00839_ビジネス活動・営業2:「昭和の営業」=「気合、根性だけで営業が何とかなった時代の営業」

最近では、中東における緊張状態が連日報道されていますし、ウクライナにおける代理戦争のようなロシアとEUとの暗闘状態が垣間見えたりしますが、今から、30年から40年ほど前までは、米ソが世界を舞台にして一触即発のガチの睨み合いの真っ最中でした。

本格的な殴り合いはないものの、今にも殴り合いがはじまりそうな、みていてハラハラするようなガンの飛ばし合いを、
「冷戦」
などと呼んでいました。

このように世界が緊張状態のまっただ中にある中、アジアにおける西側世界の
「代貸し」ないし「若頭」的地位にあった日本
は、
アメリカという「組長」
の庇護の下、
「フツーのものをフツーの値段でフツーに作れる」
という稀有な工業国家として、
「世界の工場」
の地位を築き上げました。

経済はインフレーション傾向にあり、作っても作ってもモノが不足し、作ればすべてモノが売れる時代でした。

現在のように、マーケティングだの営業戦略だの細かいことをグダグダ考えなくても、気合を入れれば、なんとか需要家がみつかり、あとは押しの一手で在庫を持ってもらうことができる、そんな時代でした。

そういう時代においては、能書きたれるよりも行動こそが重要で、まさしく営業は気合であり、根性だったのです。

この時代、売上とは、
「営業マンの数×1人当たり売上」
で計算されました。

いかに多くの営業マンを採用するか、そして、いかに営業マンを働かせるか、が重要だったのです。

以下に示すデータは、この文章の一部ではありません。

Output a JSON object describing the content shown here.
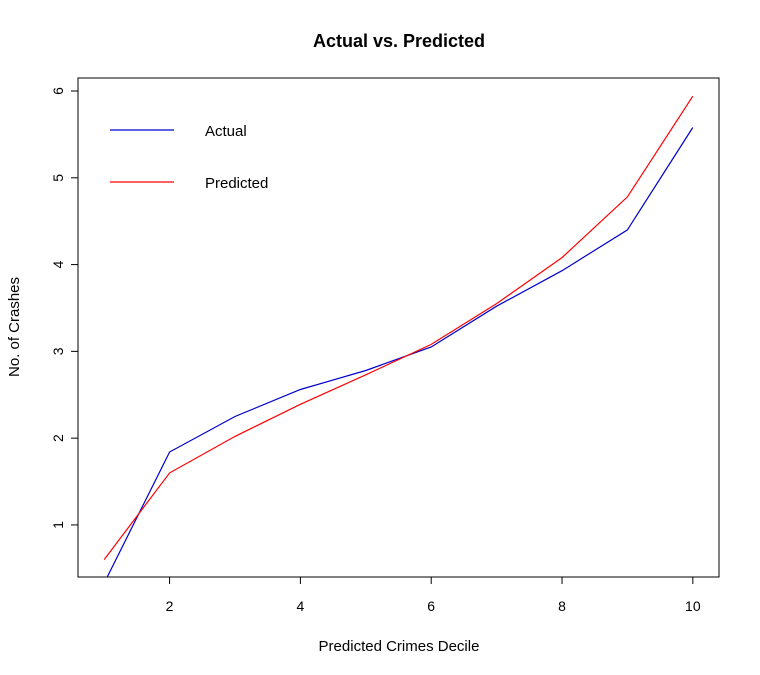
{
  "chart_data": {
    "type": "line",
    "title": "Actual vs. Predicted",
    "xlabel": "Predicted Crimes Decile",
    "ylabel": "No. of Crashes",
    "x": [
      1,
      2,
      3,
      4,
      5,
      6,
      7,
      8,
      9,
      10
    ],
    "xlim": [
      0.6,
      10.4
    ],
    "ylim": [
      0.4,
      6.15
    ],
    "x_ticks": [
      2,
      4,
      6,
      8,
      10
    ],
    "y_ticks": [
      1,
      2,
      3,
      4,
      5,
      6
    ],
    "grid": false,
    "legend_position": "top-left",
    "series": [
      {
        "name": "Actual",
        "color": "#0000CC",
        "values": [
          0.33,
          1.84,
          2.25,
          2.56,
          2.78,
          3.05,
          3.52,
          3.93,
          4.4,
          5.58
        ]
      },
      {
        "name": "Predicted",
        "color": "#FF0000",
        "values": [
          0.6,
          1.6,
          2.02,
          2.39,
          2.73,
          3.08,
          3.55,
          4.08,
          4.78,
          5.94
        ]
      }
    ]
  }
}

しかし、1989年、ベルリンの壁が崩壊し、冷戦が終了し、世界市場が単一化し、供給が過剰になりはじめました。

そして、東欧諸国や南米や中国が競争に参入し、圧倒的な価格競争力で
「世界の工場」
という地位を日本から奪取しにかかります。

加えて、日本国内においては社会が成熟し、デフレ・低成長時代になり、モノ余りが顕著になっていきました。